A pesquisa histórica sobre os líderes da extinta União das Repúblicas Socialistas Soviéticas, sem qualquer sombra de dúvidas, a personagem mais polêmica foi Josef Stalin, principalmente pela perseguição aos inimigos do regime comunista que eram sumariamente eliminados. Contudo, não eram somente as figuras anônimas vítimas de perseguição, pois o regime de terror também não perdoava nem mesmo os aliados. Esses poderiam subitamente transformarem-se em inimigos e assassinados. Porém, os mais íntimos que participaram do círculo de poder tinha uma condenação adicional além da pena de morte: o esquecimento. Isto se dava pela eliminação do indivíduo nos registros históricos, até mesmo das fotos oficiais que eram retocadas manualmente para que desaparecessem. Assim, era uma surpresa bizarra comparar fotos antigas com as fotos divulgadas como oficiais da história do partido comunista, pois as pessoas simplesmente desapareciam.

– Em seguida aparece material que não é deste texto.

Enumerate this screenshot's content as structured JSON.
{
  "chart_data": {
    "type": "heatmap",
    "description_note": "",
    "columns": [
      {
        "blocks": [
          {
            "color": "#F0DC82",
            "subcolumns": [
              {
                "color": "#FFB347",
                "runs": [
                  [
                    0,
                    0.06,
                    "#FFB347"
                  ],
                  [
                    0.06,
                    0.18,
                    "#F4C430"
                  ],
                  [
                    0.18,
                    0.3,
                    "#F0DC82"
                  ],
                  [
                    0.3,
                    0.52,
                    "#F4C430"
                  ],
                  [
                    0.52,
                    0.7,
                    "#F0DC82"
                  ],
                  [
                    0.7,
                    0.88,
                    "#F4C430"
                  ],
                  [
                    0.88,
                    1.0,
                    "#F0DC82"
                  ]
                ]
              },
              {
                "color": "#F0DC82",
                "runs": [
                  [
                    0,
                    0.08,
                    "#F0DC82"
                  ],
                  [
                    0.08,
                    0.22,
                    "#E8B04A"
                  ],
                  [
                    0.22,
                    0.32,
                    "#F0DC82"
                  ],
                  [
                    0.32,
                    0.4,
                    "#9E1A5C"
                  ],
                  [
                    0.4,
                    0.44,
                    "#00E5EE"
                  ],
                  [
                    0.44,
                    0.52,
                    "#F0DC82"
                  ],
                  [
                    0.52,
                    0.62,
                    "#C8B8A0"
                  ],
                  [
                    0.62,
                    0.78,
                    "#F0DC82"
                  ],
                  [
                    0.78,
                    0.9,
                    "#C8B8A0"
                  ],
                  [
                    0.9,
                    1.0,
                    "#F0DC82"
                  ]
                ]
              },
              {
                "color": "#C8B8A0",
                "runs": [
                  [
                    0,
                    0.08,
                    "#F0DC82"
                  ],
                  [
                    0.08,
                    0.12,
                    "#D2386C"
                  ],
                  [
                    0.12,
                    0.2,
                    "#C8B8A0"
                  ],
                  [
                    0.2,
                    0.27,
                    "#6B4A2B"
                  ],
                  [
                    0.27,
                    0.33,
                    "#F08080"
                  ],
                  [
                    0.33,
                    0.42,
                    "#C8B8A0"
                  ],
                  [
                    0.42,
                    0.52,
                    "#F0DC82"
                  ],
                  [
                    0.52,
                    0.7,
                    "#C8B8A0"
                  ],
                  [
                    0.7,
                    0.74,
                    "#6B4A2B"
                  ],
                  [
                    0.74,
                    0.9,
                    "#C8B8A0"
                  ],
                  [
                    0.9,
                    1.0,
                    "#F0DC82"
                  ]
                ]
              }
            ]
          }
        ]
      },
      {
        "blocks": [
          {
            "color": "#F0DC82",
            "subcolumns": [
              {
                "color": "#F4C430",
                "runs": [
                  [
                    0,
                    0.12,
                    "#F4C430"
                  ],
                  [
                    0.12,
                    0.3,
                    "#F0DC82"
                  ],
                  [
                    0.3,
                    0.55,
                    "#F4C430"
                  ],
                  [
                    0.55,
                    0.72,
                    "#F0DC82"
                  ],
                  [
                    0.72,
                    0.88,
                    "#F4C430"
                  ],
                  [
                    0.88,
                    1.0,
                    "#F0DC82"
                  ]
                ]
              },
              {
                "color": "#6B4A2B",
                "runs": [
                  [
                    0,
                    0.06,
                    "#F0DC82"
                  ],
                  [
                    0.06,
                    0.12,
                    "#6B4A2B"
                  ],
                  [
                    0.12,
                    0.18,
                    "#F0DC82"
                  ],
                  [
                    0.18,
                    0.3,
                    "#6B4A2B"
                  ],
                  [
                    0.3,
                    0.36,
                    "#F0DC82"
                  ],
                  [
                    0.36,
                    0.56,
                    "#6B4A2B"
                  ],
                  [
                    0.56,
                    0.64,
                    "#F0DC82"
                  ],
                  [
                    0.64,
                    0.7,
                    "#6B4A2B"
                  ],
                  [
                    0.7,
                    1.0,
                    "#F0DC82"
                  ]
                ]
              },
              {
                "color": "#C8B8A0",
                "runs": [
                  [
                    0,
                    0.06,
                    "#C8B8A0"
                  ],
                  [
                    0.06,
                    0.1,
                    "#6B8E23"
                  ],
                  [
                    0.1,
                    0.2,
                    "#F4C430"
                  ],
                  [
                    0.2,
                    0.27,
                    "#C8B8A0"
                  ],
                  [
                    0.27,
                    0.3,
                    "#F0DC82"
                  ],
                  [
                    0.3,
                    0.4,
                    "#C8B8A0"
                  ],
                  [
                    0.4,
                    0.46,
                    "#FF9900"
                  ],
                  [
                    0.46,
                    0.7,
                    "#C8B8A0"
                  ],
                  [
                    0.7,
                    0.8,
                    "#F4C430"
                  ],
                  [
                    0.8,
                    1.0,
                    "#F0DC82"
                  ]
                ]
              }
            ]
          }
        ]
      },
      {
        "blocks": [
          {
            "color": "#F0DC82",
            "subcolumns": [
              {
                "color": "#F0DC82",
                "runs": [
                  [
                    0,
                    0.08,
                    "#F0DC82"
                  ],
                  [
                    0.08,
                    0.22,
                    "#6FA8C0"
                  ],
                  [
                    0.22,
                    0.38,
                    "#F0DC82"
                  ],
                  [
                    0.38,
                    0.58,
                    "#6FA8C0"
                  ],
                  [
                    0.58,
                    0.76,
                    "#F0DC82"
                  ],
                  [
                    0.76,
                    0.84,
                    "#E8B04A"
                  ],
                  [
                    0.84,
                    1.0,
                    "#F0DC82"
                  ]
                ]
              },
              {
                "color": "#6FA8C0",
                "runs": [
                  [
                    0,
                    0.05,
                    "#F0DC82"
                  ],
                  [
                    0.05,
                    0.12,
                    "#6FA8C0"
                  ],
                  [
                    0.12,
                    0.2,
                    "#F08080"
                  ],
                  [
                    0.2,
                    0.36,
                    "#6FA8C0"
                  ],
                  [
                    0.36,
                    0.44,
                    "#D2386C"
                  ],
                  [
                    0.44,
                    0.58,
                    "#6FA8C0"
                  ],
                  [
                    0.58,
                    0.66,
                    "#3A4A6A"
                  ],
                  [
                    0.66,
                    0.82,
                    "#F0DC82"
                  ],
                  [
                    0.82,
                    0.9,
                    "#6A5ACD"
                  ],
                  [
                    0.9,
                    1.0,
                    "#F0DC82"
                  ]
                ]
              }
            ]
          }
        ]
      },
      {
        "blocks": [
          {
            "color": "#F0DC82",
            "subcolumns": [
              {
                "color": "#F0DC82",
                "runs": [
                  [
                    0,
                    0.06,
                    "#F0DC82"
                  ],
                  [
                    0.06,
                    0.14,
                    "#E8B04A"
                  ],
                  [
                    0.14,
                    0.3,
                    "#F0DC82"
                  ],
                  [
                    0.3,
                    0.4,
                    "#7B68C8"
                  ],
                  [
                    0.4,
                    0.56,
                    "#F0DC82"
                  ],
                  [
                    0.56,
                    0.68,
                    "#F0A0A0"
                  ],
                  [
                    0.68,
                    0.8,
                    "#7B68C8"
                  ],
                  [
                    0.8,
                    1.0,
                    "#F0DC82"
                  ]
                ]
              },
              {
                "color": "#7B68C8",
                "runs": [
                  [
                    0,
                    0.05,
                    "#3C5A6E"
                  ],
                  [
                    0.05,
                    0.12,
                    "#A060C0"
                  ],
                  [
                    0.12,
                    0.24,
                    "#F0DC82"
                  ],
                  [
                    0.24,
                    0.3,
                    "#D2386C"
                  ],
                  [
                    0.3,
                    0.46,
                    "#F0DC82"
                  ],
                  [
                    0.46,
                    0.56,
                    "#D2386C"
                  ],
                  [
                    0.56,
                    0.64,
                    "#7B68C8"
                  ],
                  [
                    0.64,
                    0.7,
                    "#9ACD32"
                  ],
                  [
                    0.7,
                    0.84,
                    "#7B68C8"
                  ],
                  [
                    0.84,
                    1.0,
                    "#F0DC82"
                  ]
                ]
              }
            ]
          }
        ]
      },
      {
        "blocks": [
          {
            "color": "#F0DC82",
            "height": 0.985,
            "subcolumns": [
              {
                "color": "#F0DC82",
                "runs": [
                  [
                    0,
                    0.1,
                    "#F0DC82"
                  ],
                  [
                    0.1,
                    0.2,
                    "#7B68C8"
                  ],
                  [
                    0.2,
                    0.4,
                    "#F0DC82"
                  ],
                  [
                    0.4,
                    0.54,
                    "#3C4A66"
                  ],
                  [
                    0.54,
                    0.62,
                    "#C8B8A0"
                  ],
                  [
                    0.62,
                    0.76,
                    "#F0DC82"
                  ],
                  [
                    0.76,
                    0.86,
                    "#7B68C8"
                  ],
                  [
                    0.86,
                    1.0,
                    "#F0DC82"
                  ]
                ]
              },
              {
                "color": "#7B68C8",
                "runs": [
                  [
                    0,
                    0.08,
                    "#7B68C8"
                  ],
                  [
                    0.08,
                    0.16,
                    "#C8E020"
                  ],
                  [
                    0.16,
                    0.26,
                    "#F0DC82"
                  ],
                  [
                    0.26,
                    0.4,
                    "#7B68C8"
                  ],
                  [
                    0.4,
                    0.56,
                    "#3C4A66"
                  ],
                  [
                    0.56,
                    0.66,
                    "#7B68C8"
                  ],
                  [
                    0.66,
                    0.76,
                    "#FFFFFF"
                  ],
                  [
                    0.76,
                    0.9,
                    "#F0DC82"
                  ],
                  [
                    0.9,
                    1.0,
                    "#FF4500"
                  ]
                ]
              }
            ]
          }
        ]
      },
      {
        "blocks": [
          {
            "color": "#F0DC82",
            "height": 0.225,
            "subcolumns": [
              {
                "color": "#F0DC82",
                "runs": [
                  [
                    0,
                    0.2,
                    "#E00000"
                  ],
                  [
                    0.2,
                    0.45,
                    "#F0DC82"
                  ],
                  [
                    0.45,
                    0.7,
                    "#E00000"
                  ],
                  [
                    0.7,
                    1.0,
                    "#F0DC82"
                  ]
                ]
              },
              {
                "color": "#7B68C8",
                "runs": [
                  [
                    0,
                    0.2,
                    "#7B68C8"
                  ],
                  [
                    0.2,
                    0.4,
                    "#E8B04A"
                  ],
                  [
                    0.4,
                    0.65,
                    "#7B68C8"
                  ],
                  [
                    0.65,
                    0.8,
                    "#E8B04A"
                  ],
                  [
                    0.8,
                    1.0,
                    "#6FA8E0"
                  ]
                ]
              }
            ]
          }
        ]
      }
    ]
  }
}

Os álbuns de famílias são peças em desuso, mas quando eram comuns não havia a preocupação em descartar as fotos de relacionamentos passados, pois como geralmente jaziam em uma gaveta, normalmente olhar as fotos antigas era motivo de riso, ou até mesmo de alívio porque determinada pessoa passou e não ficou. Porém, nos relacionamentos modernos, em que o álbum deixou de ser privado e agora é virtual e disponível nas redes sociais, os namoros, casamentos etc., antes festejados e emoldurados com juras de amor, ao final do relacionamento o ser outrora amado é sumariamente apagado. Esse processo de higienização é muito parecido com a preocupação de Josef Stalin em apagar dos registros históricos todos os seus desafetos. As pessoas simplesmente surgem ganhando destaque nos registros fotográficos e, logo em seguida, desaparecem. Essa amnésia programada assemelha-se muito ao que dizia um velho amigo quando falava de seus relacionamentos: “quando conheço uma mulher no máximo serei o terceiro homem da vida dela, pois de forma sumária os outros amores com menos destaque são condenados ao esquecimento”. E completava: “jamais encontrei uma mulher que diga que antes de mim ela namorou muitos”. Certa vez também ouvi de uma amiga que entre os que considerava namorados existiam os “plim-plim”, ou seja, algo menor e totalmente desprovidos de nome. É o tal do senso comum e se restam dúvidas disto basta uma pequena enquete entre algumas pessoas conhecidas e que sejam capazes de dar uma resposta sincera.

Negar o próprio passado é como se negasse a própria história de vida, mas quem se preocupa em escamotear sentimentos passados, antes deveria preocupar-se com o Erro 404, no qual as informações contidas na internet simplesmente desaparecem. Nesses casos, seria bem menos hipócrita (e seguro para recordações) deixar os registros românticos no velho e antiquado álbum de retratos.


João Lago.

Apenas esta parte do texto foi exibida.